Ei, devolve. Devolve o amor que tinha aqui. Que preenchia essas lacunas no meu peito, deixando tudo menos frouxo em mim. Devolve a liga, o ponto que faz do bolo um bolo, o nó da lã de tricô. Me salva.
A verdade é que eu não aguento mais me sentir assim. Ou não sentir, sabe? Porque aqui estou eu, acordada às 1 da manhã, tentando entender o que tá acontecendo aqui.
Eu não costumava ser assim, entende?
Ou eu sentia ou não. Agora é tudo novo. É um não sentir, seguido de um choro compulsivo por sentir demais. E doí. Doí mais que sentir.

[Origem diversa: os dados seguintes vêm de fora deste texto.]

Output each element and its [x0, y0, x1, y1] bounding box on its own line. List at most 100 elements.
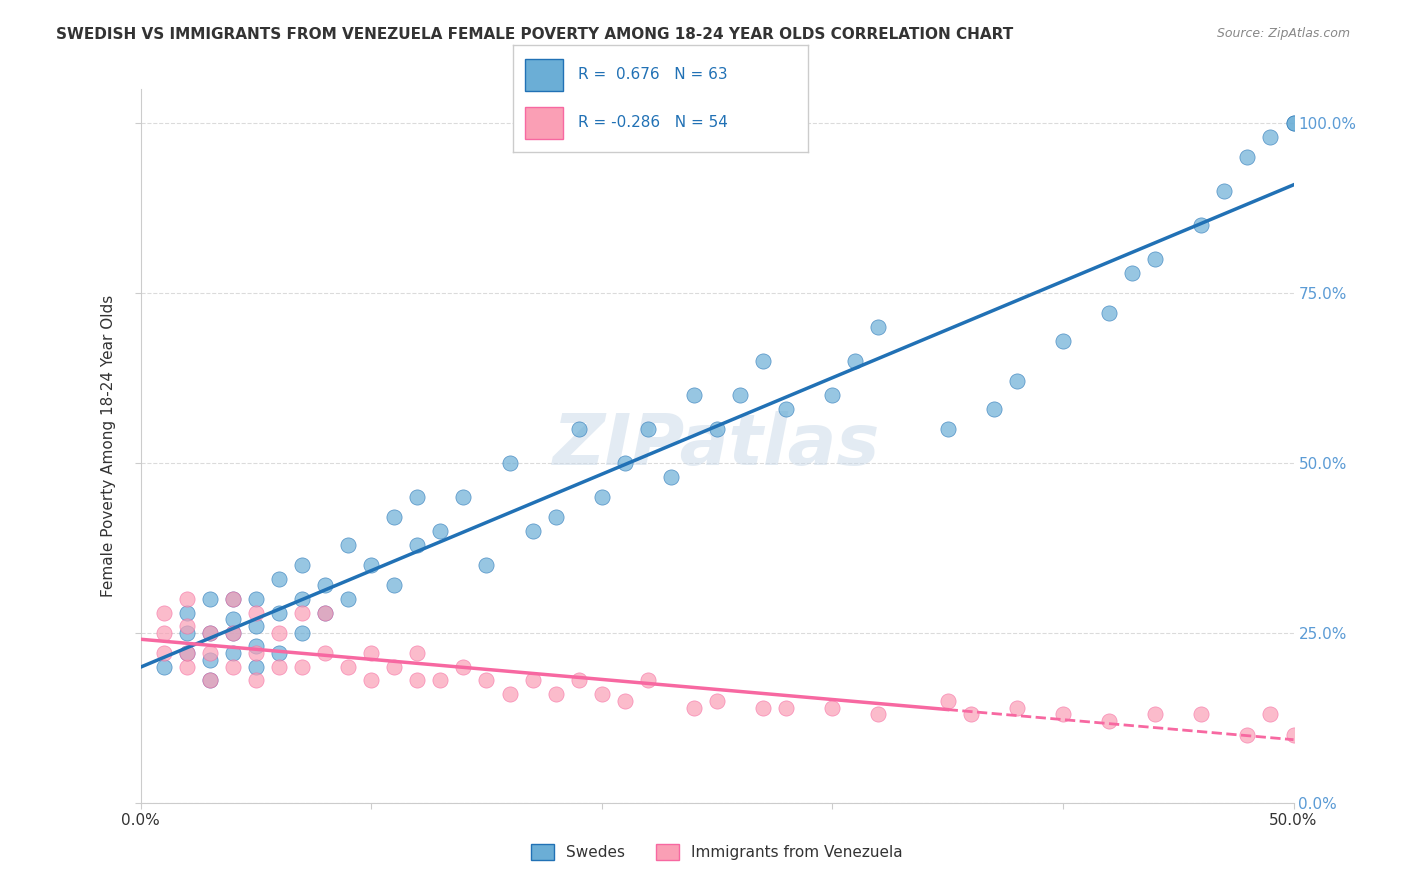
Point — [406, 537, 429, 551]
Point — [522, 524, 544, 538]
Point — [222, 660, 245, 674]
Point — [613, 456, 636, 470]
Point — [337, 660, 360, 674]
Point — [775, 700, 797, 714]
Point — [498, 456, 520, 470]
Point — [1005, 700, 1028, 714]
Point — [936, 422, 959, 436]
Point — [475, 673, 498, 688]
Point — [683, 388, 706, 402]
Point — [568, 422, 591, 436]
Point — [198, 646, 221, 660]
Point — [821, 388, 844, 402]
Point — [868, 707, 890, 722]
Point — [267, 572, 290, 586]
Point — [544, 510, 567, 524]
Point — [1282, 728, 1305, 742]
Point — [198, 673, 221, 688]
Point — [245, 673, 267, 688]
FancyBboxPatch shape — [524, 107, 564, 139]
Point — [176, 626, 198, 640]
Point — [522, 673, 544, 688]
Point — [198, 626, 221, 640]
Point — [245, 646, 267, 660]
Text: SWEDISH VS IMMIGRANTS FROM VENEZUELA FEMALE POVERTY AMONG 18-24 YEAR OLDS CORREL: SWEDISH VS IMMIGRANTS FROM VENEZUELA FEM… — [56, 27, 1014, 42]
Point — [868, 320, 890, 334]
Point — [406, 673, 429, 688]
Point — [637, 422, 659, 436]
Point — [382, 510, 405, 524]
Point — [1144, 707, 1167, 722]
Point — [1236, 150, 1258, 164]
Point — [337, 537, 360, 551]
Point — [176, 606, 198, 620]
Point — [752, 354, 775, 368]
Point — [591, 687, 613, 701]
Point — [453, 490, 475, 504]
Point — [314, 646, 336, 660]
Point — [429, 673, 451, 688]
Point — [291, 606, 314, 620]
Point — [959, 707, 981, 722]
Point — [1213, 184, 1236, 198]
Point — [360, 646, 382, 660]
Point — [198, 591, 221, 606]
Point — [314, 606, 336, 620]
Point — [382, 660, 405, 674]
Point — [152, 660, 174, 674]
Point — [222, 626, 245, 640]
Point — [382, 578, 405, 592]
Point — [176, 619, 198, 633]
Point — [245, 606, 267, 620]
Point — [936, 694, 959, 708]
Point — [267, 626, 290, 640]
Point — [775, 401, 797, 416]
Point — [267, 660, 290, 674]
Point — [613, 694, 636, 708]
Point — [406, 646, 429, 660]
Point — [706, 422, 728, 436]
Point — [453, 660, 475, 674]
Point — [337, 591, 360, 606]
Point — [637, 673, 659, 688]
Point — [176, 646, 198, 660]
Point — [291, 591, 314, 606]
Y-axis label: Female Poverty Among 18-24 Year Olds: Female Poverty Among 18-24 Year Olds — [101, 295, 117, 597]
Point — [1260, 129, 1282, 144]
Point — [1052, 707, 1074, 722]
Point — [844, 354, 866, 368]
FancyBboxPatch shape — [524, 59, 564, 91]
Point — [222, 591, 245, 606]
Point — [1260, 707, 1282, 722]
Point — [1282, 116, 1305, 130]
Point — [1098, 714, 1121, 729]
Point — [222, 646, 245, 660]
Point — [1189, 218, 1212, 232]
Point — [591, 490, 613, 504]
Point — [1005, 375, 1028, 389]
Point — [1098, 306, 1121, 320]
Point — [222, 626, 245, 640]
Point — [406, 490, 429, 504]
Point — [245, 660, 267, 674]
Legend: Swedes, Immigrants from Venezuela: Swedes, Immigrants from Venezuela — [526, 838, 908, 866]
Point — [1189, 707, 1212, 722]
Point — [245, 591, 267, 606]
Point — [267, 646, 290, 660]
Point — [752, 700, 775, 714]
Point — [1052, 334, 1074, 348]
Point — [291, 626, 314, 640]
Point — [176, 646, 198, 660]
Text: R = -0.286   N = 54: R = -0.286 N = 54 — [578, 115, 728, 130]
Point — [706, 694, 728, 708]
Point — [291, 558, 314, 572]
Point — [314, 578, 336, 592]
Point — [222, 612, 245, 626]
Point — [152, 626, 174, 640]
Point — [152, 606, 174, 620]
Point — [267, 606, 290, 620]
Point — [176, 660, 198, 674]
Point — [245, 640, 267, 654]
Point — [821, 700, 844, 714]
Point — [544, 687, 567, 701]
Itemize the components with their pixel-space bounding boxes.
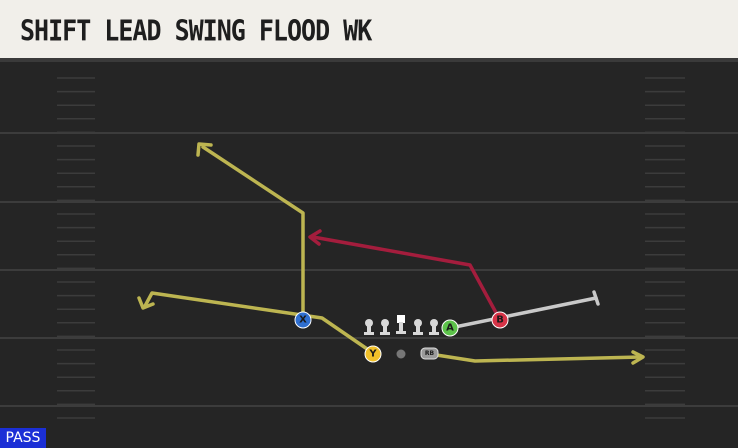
player-label: A [446,323,454,334]
lineman [364,319,374,335]
rb-route [428,352,642,363]
player-label: RB [425,350,435,357]
yard-lines [0,77,738,419]
lineman [413,319,423,335]
b-route [311,235,502,322]
player-label: Y [368,349,377,360]
lineman [380,319,390,335]
lineman [429,319,439,335]
rb-arrow [631,350,645,365]
center [396,315,406,334]
y-arrow [137,296,155,310]
player-y [364,345,382,363]
header: SHIFT LEAD SWING FLOOD WK [0,0,738,62]
player-b [491,311,509,329]
line [364,315,439,359]
a-route [448,296,598,330]
players: X Y A B RB [294,311,509,363]
player-label: B [496,315,504,326]
player-label: X [299,315,307,326]
x-arrow [196,142,213,157]
player-x [294,311,312,329]
x-route [201,145,305,322]
player-rb [420,347,439,360]
b-arrow [308,229,322,246]
y-route [143,291,375,355]
qb [396,349,406,359]
a-block [592,290,600,306]
player-a [441,319,459,337]
play-type: PASS [0,428,46,448]
title: SHIFT LEAD SWING FLOOD WK [20,14,372,48]
routes [137,142,645,365]
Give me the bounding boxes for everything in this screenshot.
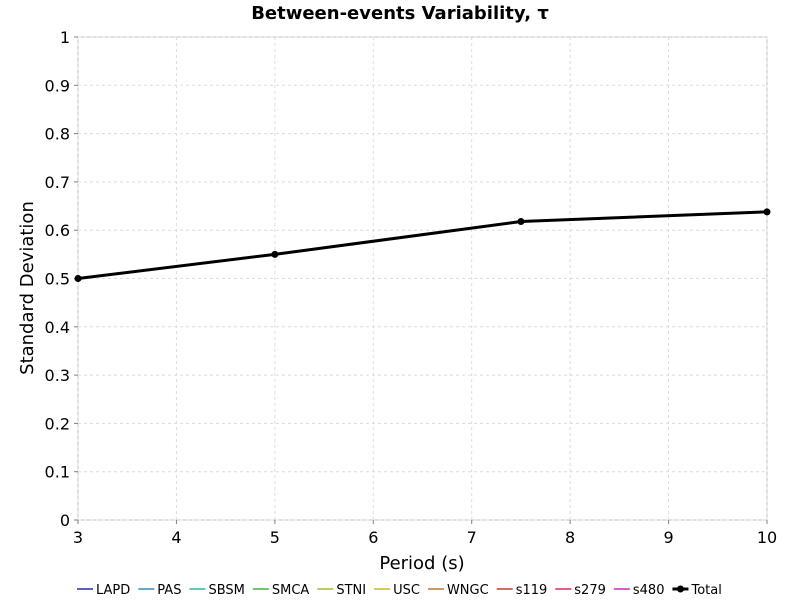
data-point bbox=[763, 208, 771, 216]
legend: LAPD PAS SBSM SMCA STNI USC WNGC s119 s279 s480 To… bbox=[77, 583, 722, 598]
legend-item-s279: s279 bbox=[555, 583, 606, 598]
legend-label: LAPD bbox=[96, 583, 130, 598]
chart-title: Between-events Variability, τ bbox=[251, 3, 549, 24]
x-tick-label: 3 bbox=[73, 528, 83, 547]
x-tick-label: 7 bbox=[467, 528, 477, 547]
legend-label: s480 bbox=[633, 583, 665, 598]
y-tick-label: 0.5 bbox=[45, 270, 70, 289]
legend-label: USC bbox=[393, 583, 420, 598]
legend-label: WNGC bbox=[447, 583, 489, 598]
y-tick-label: 0.4 bbox=[45, 318, 70, 337]
x-tick-label: 9 bbox=[663, 528, 673, 547]
x-tick-label: 8 bbox=[565, 528, 575, 547]
x-tick-label: 4 bbox=[171, 528, 181, 547]
legend-item-total: Total bbox=[672, 583, 722, 598]
legend-item-pas: PAS bbox=[138, 583, 181, 598]
legend-item-usc: USC bbox=[374, 583, 420, 598]
y-tick-label: 0.9 bbox=[45, 76, 70, 95]
series-line-total bbox=[77, 210, 768, 280]
legend-item-s480: s480 bbox=[613, 583, 665, 598]
x-tick-label: 10 bbox=[757, 528, 777, 547]
legend-item-stni: STNI bbox=[317, 583, 366, 598]
legend-label: SBSM bbox=[208, 583, 244, 598]
legend-marker bbox=[676, 585, 684, 593]
y-tick-label: 0.6 bbox=[45, 221, 70, 240]
y-tick-label: 1 bbox=[60, 28, 70, 47]
y-tick-label: 0.8 bbox=[45, 125, 70, 144]
legend-label: Total bbox=[690, 583, 721, 598]
y-tick-label: 0.1 bbox=[45, 463, 70, 482]
data-point bbox=[271, 250, 279, 258]
x-tick-label: 6 bbox=[368, 528, 378, 547]
legend-label: STNI bbox=[336, 583, 366, 598]
y-axis-label: Standard Deviation bbox=[17, 201, 38, 375]
legend-item-wngc: WNGC bbox=[427, 583, 489, 598]
y-tick-label: 0.3 bbox=[45, 366, 70, 385]
legend-item-lapd: LAPD bbox=[77, 583, 130, 598]
legend-label: PAS bbox=[157, 583, 181, 598]
y-tick-label: 0.7 bbox=[45, 173, 70, 192]
data-point bbox=[517, 218, 525, 226]
legend-label: s119 bbox=[516, 583, 548, 598]
grid bbox=[77, 36, 768, 521]
x-tick-label: 5 bbox=[270, 528, 280, 547]
data-point bbox=[74, 275, 82, 282]
legend-item-s119: s119 bbox=[496, 583, 548, 598]
axes: 3 4 5 6 7 8 9 10 0 0.1 0.2 0.3 0.4 0.5 0.6 0.7 0.8 0.9 1 bbox=[45, 28, 778, 547]
legend-item-sbsm: SBSM bbox=[189, 583, 245, 598]
y-tick-label: 0.2 bbox=[45, 414, 70, 433]
legend-label: s279 bbox=[574, 583, 606, 598]
series-layer bbox=[74, 208, 771, 282]
x-axis-label: Period (s) bbox=[379, 553, 464, 574]
y-tick-label: 0 bbox=[60, 511, 70, 530]
legend-label: SMCA bbox=[272, 583, 310, 598]
legend-item-smca: SMCA bbox=[252, 583, 310, 598]
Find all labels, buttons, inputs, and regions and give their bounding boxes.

Porque quando você sente, sente, de fato, você fica triste. Você sabe que está chorando porque foi abandonado, ou por não ser correspondido.
É um choro amargo, de molhar o travesseiro, de te derrubar, te deixar sem sair de casa.
Não é essa merda de choro entalado, de se olhar pro branco da parade e se perguntar o porque disso tudo. O sentido dessa merda toda.
E chorar sem motivo é coisa de retardado.
Porque eu estou aqui, e eu quero sentir. Eu não quero mais estar assim, tão desconectada.. como um rádio quebrado e com interferencia. Que quer sintonizar alguma coisa e não consegue.
Eu queria poder abraçar alguém, apertar, pra sentir.. sentir aquele calorzinho no peito, sabe?
Sentir o gosto de um beijo roubado, de um amor proíbido, e daquelas besteiras.
O calor de um abraço de mãe, a ternura de ver, sei lá, uma criancinha idiota num balanço.
Mas não dá.
Eu queria me conectar à ela.. Mas tudo aquilo que foi vivido parece ter sido a um século, em uma outra vida que não pertence mais à mim.
E quando eu digo que sinto saudades, eu juro, juro mesmo, que não tô mentindo. Sinto saudades do abraço dela, e mais ainda, sinto saudades de como o meu coração disparava ao receber aquele abraço.
Sinto saudade do beijo, e da respiração alterada, do calor que subia..
Fico me perguntando.. se eu tivesse tudo isso ao meu dispor, hoje, se eu pudesse abraçar e beijar ela agora, será que eu sentiria essas mesmas coisas? Será que continua tudo igual?
Se eu tivesse todas essas pessoas que me fizeram sentir coisas.. e se todas essas conexões não estivessem quebradas.. seria tudo igual? Eu continuaria a sentir as coisas daquele jeito infantil que eu sentia?
Porque agora, analisando, só pode ser isso. Infantilidade de sentir sem se preocupar com nada. Só querer sentir. Só se jogar, mesmo. Aproveitar as sensações.
Agora que as coisas não fazem sentido, eu pareço entender mais.
Só que não tá adiantando, sério.
Porque eu estou quase ao ponto de me jogar no fogo pra tentar sentir alguma coisa queimar.